As a general rule, court actions on data protection breaches are an exemption. As reported in our Newsflashes in March 2014 and August 2014 the German government is planning to encourage court actions against breaches of data protection law. After German Federal Ministry of Justice presented an initial draft in June 2014, the German Government recently proposed its draft bill for an amendment of the German Act on Injunctive Relief (GAIR) [Unterlassungsklagengesetz] to the German Parliament on February 4, 2015 further clarifying the new regulations. One important consequence of the proposal would be that consumer protection associations as well as market protection associations (Sec. 3 (1) and Sec. 4 of the GAIR) will be entitled to claim and enforce data protection law breaches with regard to the collection, processing and usage of consumer personal data.
Until now, only individuals and data protection authorities may claim and enforce breaches of German data protection law. Although individuals may file court actions in case of infringement of their privacy rights, they are often reluctant to do so. German data protection authorities (DPAs) are more active, but they are restricted to enforce data protection laws against entities and persons that are situated in the territory of the competent DPA: Each German Federal State has its own data protections authority. In addition, it appears that some DPAs are far less active than others are.
In some exceptional cases, consumer associations and competitors are already now entitled to claim against breaches of data protection law under Sec. 4 No. 11 of the German Unfair Competition Act (GUCA) [Gesetz gegen unlauteren Wettbewerb]. However, the applicability of Sec. 4 No. 11 of the GUCA requires that the purpose of the respective data protection regulation is, amongst other things, the regulation of the market conduct and behavior of market participants. Since the purpose of data protection law is the protection of natural persons' right to privacy, it is controversial whether and which data protection law regulations fulfill this condition.
Although German data controllers must take data protection laws seriously and be aware that incompliance may lead to severe sanctions, infringing companies barely face the risk of being sued.
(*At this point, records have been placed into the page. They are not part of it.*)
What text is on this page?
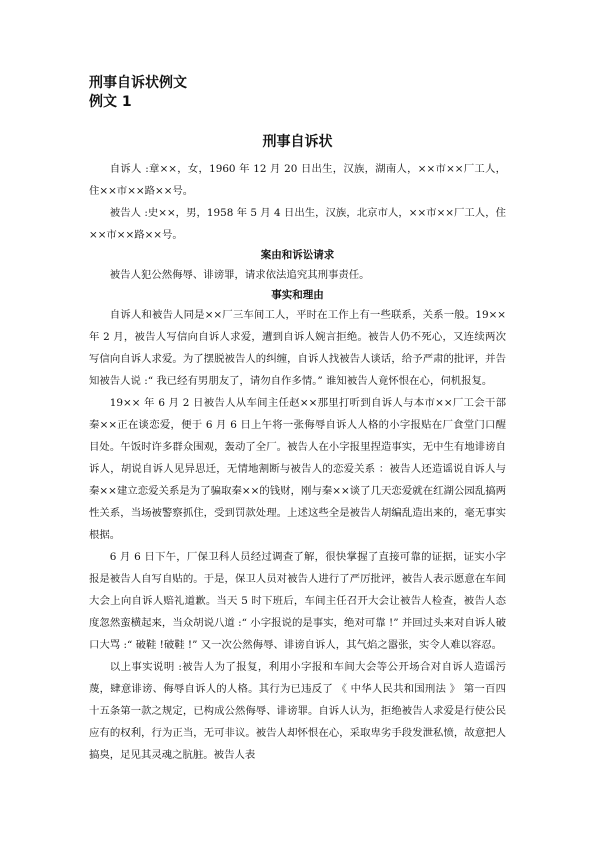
刑事自诉状例文
例文 1
刑事自诉状

自诉人 :章××，女，1960 年 12 月 20 日出生，汉族，湖南人，××市××厂工人，住××市××路××号。

被告人 :史××，男，1958 年 5 月 4 日出生，汉族，北京市人，××市××厂工人，住××市××路××号。

案由和诉讼请求

被告人犯公然侮辱、诽谤罪，请求依法追究其刑事责任。

事实和理由

自诉人和被告人同是××厂三车间工人，平时在工作上有一些联系，关系一般。19××年 2 月，被告人写信向自诉人求爱，遭到自诉人婉言拒绝。被告人仍不死心，又连续两次写信向自诉人求爱。为了摆脱被告人的纠缠，自诉人找被告人谈话，给予严肃的批评，并告知被告人说 :“ 我已经有男朋友了，请勿自作多情。” 谁知被告人竟怀恨在心，伺机报复。

19×× 年 6 月 2 日被告人从车间主任赵××那里打听到自诉人与本市××厂工会干部秦××正在谈恋爱，便于 6 月 6 日上午将一张侮辱自诉人人格的小字报贴在厂食堂门口醒目处。午饭时许多群众围观，轰动了全厂。被告人在小字报里捏造事实，无中生有地诽谤自诉人，胡说自诉人见异思迁，无情地割断与被告人的恋爱关系 ：被告人还造谣说自诉人与秦××建立恋爱关系是为了骗取秦××的钱财，刚与秦××谈了几天恋爱就在红湖公园乱搞两性关系，当场被警察抓住，受到罚款处理。上述这些全是被告人胡编乱造出来的，毫无事实根据。

6 月 6 日下午，厂保卫科人员经过调查了解，很快掌握了直接可靠的证据，证实小字报是被告人自写自贴的。于是，保卫人员对被告人进行了严厉批评，被告人表示愿意在车间大会上向自诉人赔礼道歉。当天 5 时下班后，车间主任召开大会让被告人检查，被告人态度忽然蛮横起来，当众胡说八道 :“ 小字报说的是事实，绝对可靠 !” 并回过头来对自诉人破口大骂 :“ 破鞋 !破鞋 !” 又一次公然侮辱、诽谤自诉人，其气焰之嚣张，实令人难以容忍。

以上事实说明 :被告人为了报复，利用小字报和车间大会等公开场合对自诉人造谣污蔑，肆意诽谤、侮辱自诉人的人格。其行为已违反了 《 中华人民共和国刑法 》 第一百四十五条第一款之规定，已构成公然侮辱、诽谤罪。自诉人认为，拒绝被告人求爱是行使公民应有的权利，行为正当，无可非议。被告人却怀恨在心，采取卑劣手段发泄私愤，故意把人搞臭，足见其灵魂之肮脏。被告人表
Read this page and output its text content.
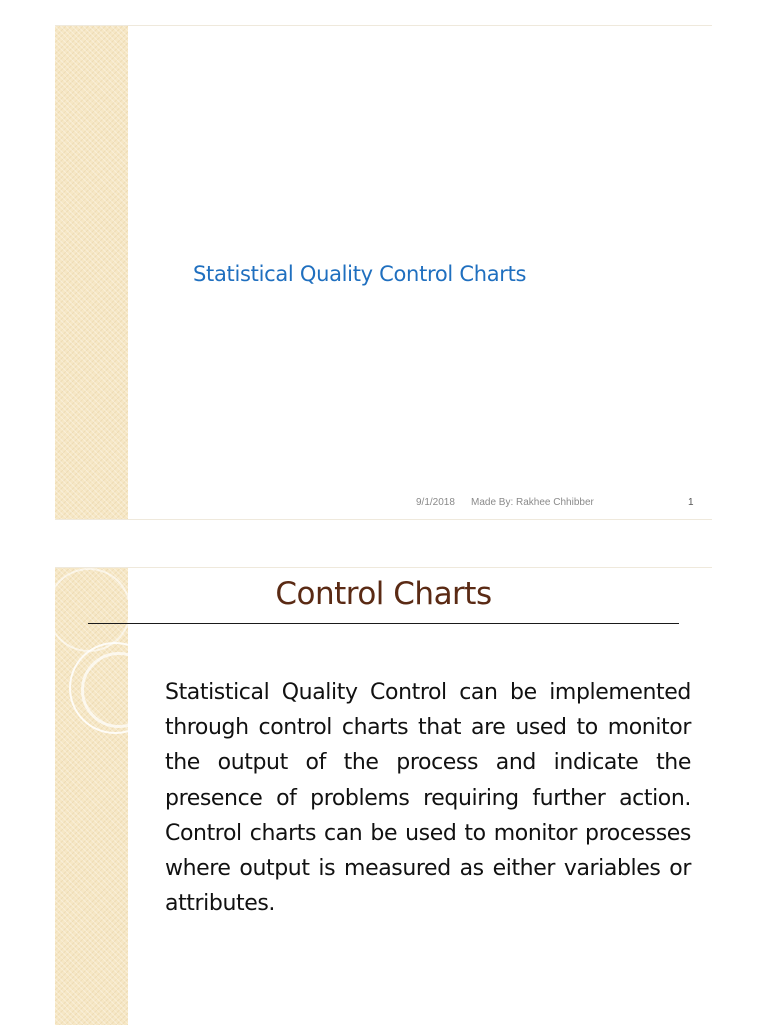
Statistical Quality Control Charts
9/1/2018 Made By: Rakhee Chhibber	1
Control Charts

Statistical Quality Control can be implemented through control charts that are used to monitor the output of the process and indicate the presence of problems requiring further action. Control charts can be used to monitor processes where output is measured as either variables or attributes.
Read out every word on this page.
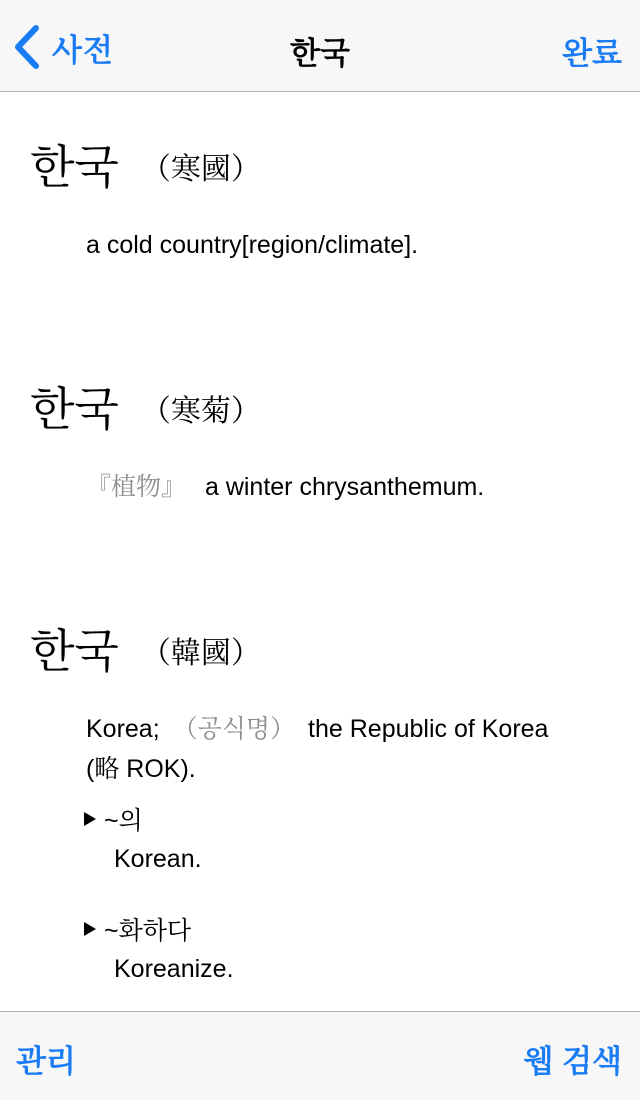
사전	한국	완료
한국 （寒國）
a cold country[region/climate].
한국 （寒菊）
『植物』 a winter chrysanthemum.
한국 （韓國）
Korea; （공식명） the Republic of Korea
(略 ROK).
~의
Korean.
~화하다
Koreanize.
관리	웹 검색
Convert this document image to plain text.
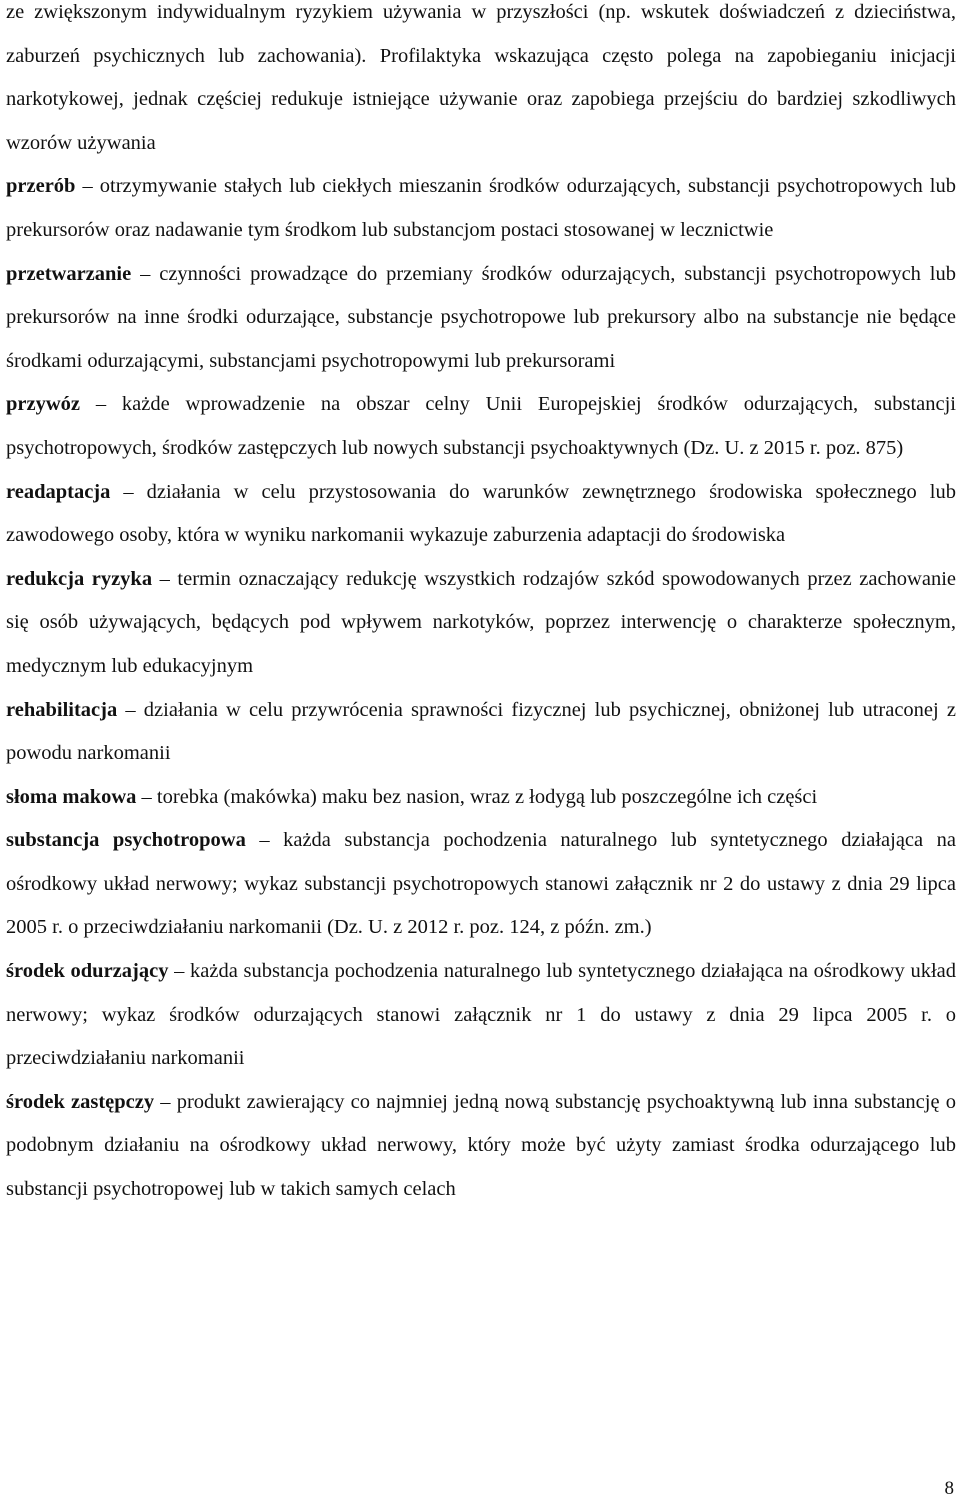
ze zwiększonym indywidualnym ryzykiem używania w przyszłości (np. wskutek doświadczeń z dzieciństwa, zaburzeń psychicznych lub zachowania). Profilaktyka wskazująca często polega na zapobieganiu inicjacji narkotykowej, jednak częściej redukuje istniejące używanie oraz zapobiega przejściu do bardziej szkodliwych wzorów używania

przerób – otrzymywanie stałych lub ciekłych mieszanin środków odurzających, substancji psychotropowych lub prekursorów oraz nadawanie tym środkom lub substancjom postaci stosowanej w lecznictwie

przetwarzanie – czynności prowadzące do przemiany środków odurzających, substancji psychotropowych lub prekursorów na inne środki odurzające, substancje psychotropowe lub prekursory albo na substancje nie będące środkami odurzającymi, substancjami psychotropowymi lub prekursorami

przywóz – każde wprowadzenie na obszar celny Unii Europejskiej środków odurzających, substancji psychotropowych, środków zastępczych lub nowych substancji psychoaktywnych (Dz. U. z 2015 r. poz. 875)

readaptacja – działania w celu przystosowania do warunków zewnętrznego środowiska społecznego lub zawodowego osoby, która w wyniku narkomanii wykazuje zaburzenia adaptacji do środowiska

redukcja ryzyka – termin oznaczający redukcję wszystkich rodzajów szkód spowodowanych przez zachowanie się osób używających, będących pod wpływem narkotyków, poprzez interwencję o charakterze społecznym, medycznym lub edukacyjnym

rehabilitacja – działania w celu przywrócenia sprawności fizycznej lub psychicznej, obniżonej lub utraconej z powodu narkomanii

słoma makowa – torebka (makówka) maku bez nasion, wraz z łodygą lub poszczególne ich części

substancja psychotropowa – każda substancja pochodzenia naturalnego lub syntetycznego działająca na ośrodkowy układ nerwowy; wykaz substancji psychotropowych stanowi załącznik nr 2 do ustawy z dnia 29 lipca 2005 r. o przeciwdziałaniu narkomanii (Dz. U. z 2012 r. poz. 124, z późn. zm.)

środek odurzający – każda substancja pochodzenia naturalnego lub syntetycznego działająca na ośrodkowy układ nerwowy; wykaz środków odurzających stanowi załącznik nr 1 do ustawy z dnia 29 lipca 2005 r. o przeciwdziałaniu narkomanii

środek zastępczy – produkt zawierający co najmniej jedną nową substancję psychoaktywną lub inna substancję o podobnym działaniu na ośrodkowy układ nerwowy, który może być użyty zamiast środka odurzającego lub substancji psychotropowej lub w takich samych celach

8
In contrast, consumer associations and trade associations (which may be founded by competitors) actively pursue breaches of consumer protection laws as consumer protection law is subject to the GAIR. The GAIR entitles consumer protection associations as well as trade associations to claim and enforce breaches of consumer protection laws (see Sec. 2 (1), Sec. 3 (1) and Sec. 4 (2) of the GAIR). Many of such organizations were founded for the sole purpose of enforcing consumer protection laws by cease and desist letters and court actions. Consumer protection law infringing companies are thus facing a far higher risk of being subject to cease and desist claims than for infringements of data protection laws that generally do not fall under the GAIR.
Sec. 2 (2) of the GAIR contains a catalogue of laws that are deemed "consumer protection laws" (e.g. regulations regarding distance and off-premises contracts). Data protection law is not yet part of the catalogue. Although the catalogue is not conclusive, the GAIR is mainly not considered to be applicable with regard to data protection laws because – as mentioned above – the purpose of data protection law is the protection of individuals' rights to privacy but not a consumer protection right.
Pursuant to the draft bill, the catalogue of consumer protection laws in Sec. 2 (2) of the GAIR will be extended to regulations on the admissibility of the collection, processing and usage of personal data for the purpose of marketing products and services, conducting market and opinion research, running credit report agencies, generating user and personality profiles, addresses and data trading as well as for similar purposes. However, the collection, processing and usage of consumer personal data for the purpose of entering, executing or terminating a contract or a quasi-contractual fiduciary relationship with the consumer will not be covered. This means that the GAIR is not applicable for any data collection, processing or usage for entering into and execution of a contract with a consumer, and therefore consumer associations will not be able to claim data protection breaches in this regard. Since the GAIR is a consumer protection law, it does not apply to the collection, processing or usage of personal data of non-consumers. The government's proposal is directed at businesses that use personal data of consumers for making them available to other parties.
Nevertheless, it is very likely that the number of legal actions of consumer protection associations and trade associations against infringers of privacy laws will increase dramatically. In addition, the new law will help to enforce data protection laws and many data dealers, credit report agencies and advertising agencies will have to change their attitude in order to become compliant with German and European data protection laws. Many hotly discussed questions of the construction of German data protection laws will soon be decided by German courts and it might well be that a new and hefty light will be shed on data protection and infringers.
As data protection is and has always been in the focus of the German public, it is very likely that the proposal will pass the German Parliament soon although one may expect intensive lobbying of the affected industries.